Hearing things like this makes me so happy


----------



## minimized (Nov 17, 2007)

Nice, I've never flirted in my life and probably never will.


----------



## My Hearse (Aug 28, 2015)

minimized said:


> Nice, I've never flirted in my life and probably never will.


Same.

Congrats! OP! It takes a lot of courage to do what you achieved and you will get better at it with time.

Good luck!


----------



## WhiteSheep (Jun 20, 2015)

Hey Minimized, I got good news. At 28 I was alone in my apartment guzzling alcohol well on my way to a schizophrenic meltdown and suicide attempt. Now I'm 34 and things are much better.


----------



## millenniumman75 (Feb 4, 2005)

Flirt away, but keep your integrity! :lol


----------



## Orbiter (Jul 8, 2015)

I had a similar encounter today.
Well, it wasn't even really flirting but this cashier had a pretty smile and would keep smiling while I was paying the bought stuff at the register.
Probably out of another reason but it felt kinda good for me.


----------



## Penguinfan (Apr 5, 2015)

Nice, I don't know if I could flirt with a girl.


----------



## Excaliber (May 16, 2015)

Awesome stuff! I wish I knew how to properly 

I guess I have flirted before but unintentionally? I never pay attention to what I'm doing, I just consider it a good time and she just laughs and smiles alot


----------



## Farideh (Nov 13, 2011)

Exchanging a smile especially from across the room is indeed sensual.


----------



## Noca (Jun 24, 2005)

Congratulations! I am glad life has changed for the better for you


----------



## Sdistant (Mar 25, 2015)

Sounds like you overcame social anxiety very well. I could never do that.


----------



## Findedeux (Mar 16, 2012)

Yes, as they say (the Catholic nuns?) chastity is a virtue:grin2:



millenniumman75 said:


> Flirt away, but keep your integrity! :lol


----------



## absreim (Jun 19, 2012)

Sounds like a great way to get started. Just don't forget to take it to the next level eventually.


----------



## mjkittredge (Sep 8, 2012)

Care to share what you're saying, your body language that you use?
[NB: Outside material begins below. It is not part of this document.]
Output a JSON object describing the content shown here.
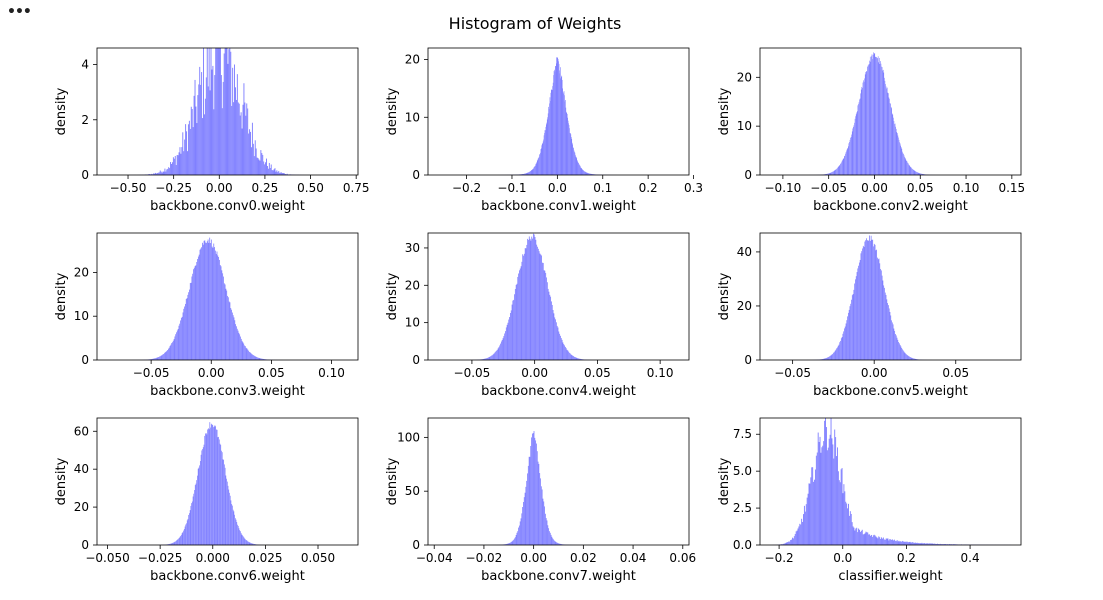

If you have good intuition and charm, a sense of humor it makes flirting much more productive and easy.


----------



## GhostlyWolf (Sep 7, 2015)

WhiteSheep said:


> And damn is it fun. I don't think I'll ever get tired of a pretty woman smiling at me. I'm taking things very slow, not trying to land a date, just establish myself as a nice friendly guy and it is working. I've become a regular at a couple of coffee shops and bit by bit the pretty baristas behind the counter are liking me just a little. :grin2:


Teach me the art sensei! Please!


----------



## Victorianlady (Mar 12, 2016)

I have a very hard time flirting, even when I know the guy likes me back. I always feel so awkward and like I'm being to forward even when I just smile at the guy.


----------



## Resergence (Mar 7, 2016)

Get in there son xd


----------



## surviving (Oct 2, 2015)

good job!


----------



## meepie (Jun 20, 2010)

I have a hard time flirting, kudos to you.


----------



## Darktower776 (Aug 16, 2013)

meepie said:


> I have a hard time flirting, kudos to you.


Same here. It doesn't feel natural for me to do.

But congrats to the, OP.


----------



## xxDark Horse (May 13, 2015)

The force is strong with you young padawan.


----------